COA affirmed summary judgment terminating employment of county planner Kelley in which the trial court concluded that if Kelley's employment was at the pleasure of the county judge/executive pursuant to KRS 67.711, that official also was vested with the authority to terminate Kelley's employment, and in the alternative if Kelley's appointment depended on the fiscal court's approval, his employment was void ab initio since fiscal court approval was never obtained for his hiring. Thus, it was unnecessary to obtain fiscal court approval for his firing from such unapproved employment.

The functions of county fiscal courts and county commissioners are governed by KRS 67.710 which specifies that a county judge/executive's responsibilities “include, but are not limited to,” the duty to [e]xercise with the approval of the fiscal court the authority to appoint, supervise, suspend, and remove county personnel (unless otherwise provided by state law)[.] KRS 67.710(7).

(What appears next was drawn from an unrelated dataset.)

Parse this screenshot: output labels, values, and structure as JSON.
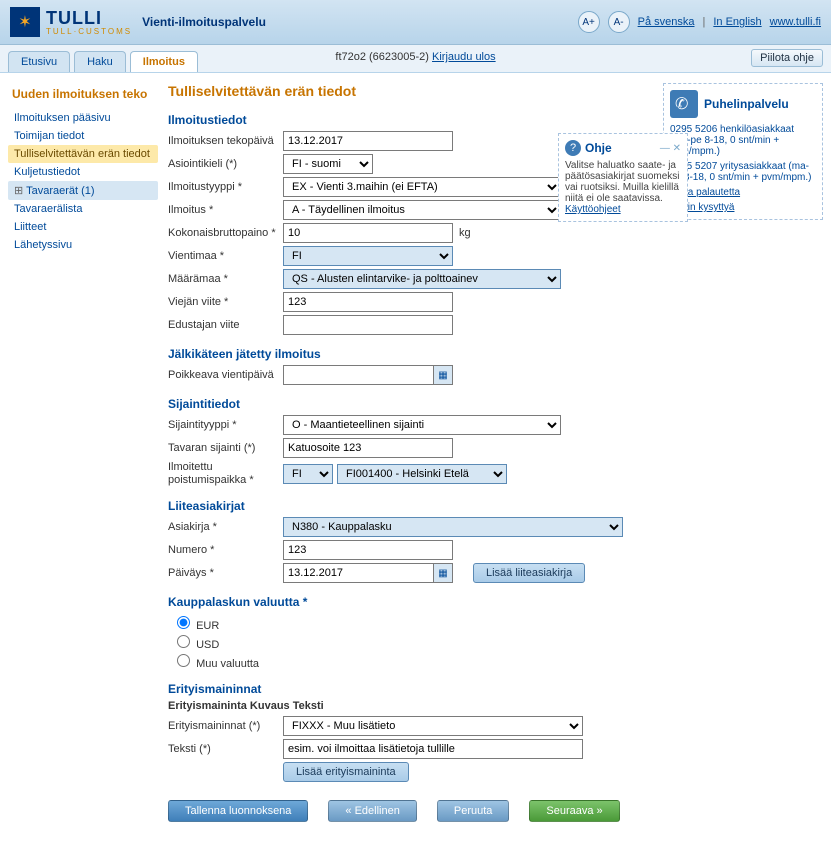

Kelley's job description clearly and repeatedly provides that the county planner must follow the directions of the county judge/executive, rather than those of the fiscal court and confirms that the county planner is appointed by, serves at the pleasure of, and is a member of the office of the county judge/executive.

As the fiscal court is given no role in the county planner's hiring, firing, or supervision, COA found no merit in Kelley's claim that his hiring was ratified by the fiscal court. The trial court did not err by entering summary judgment for appellees.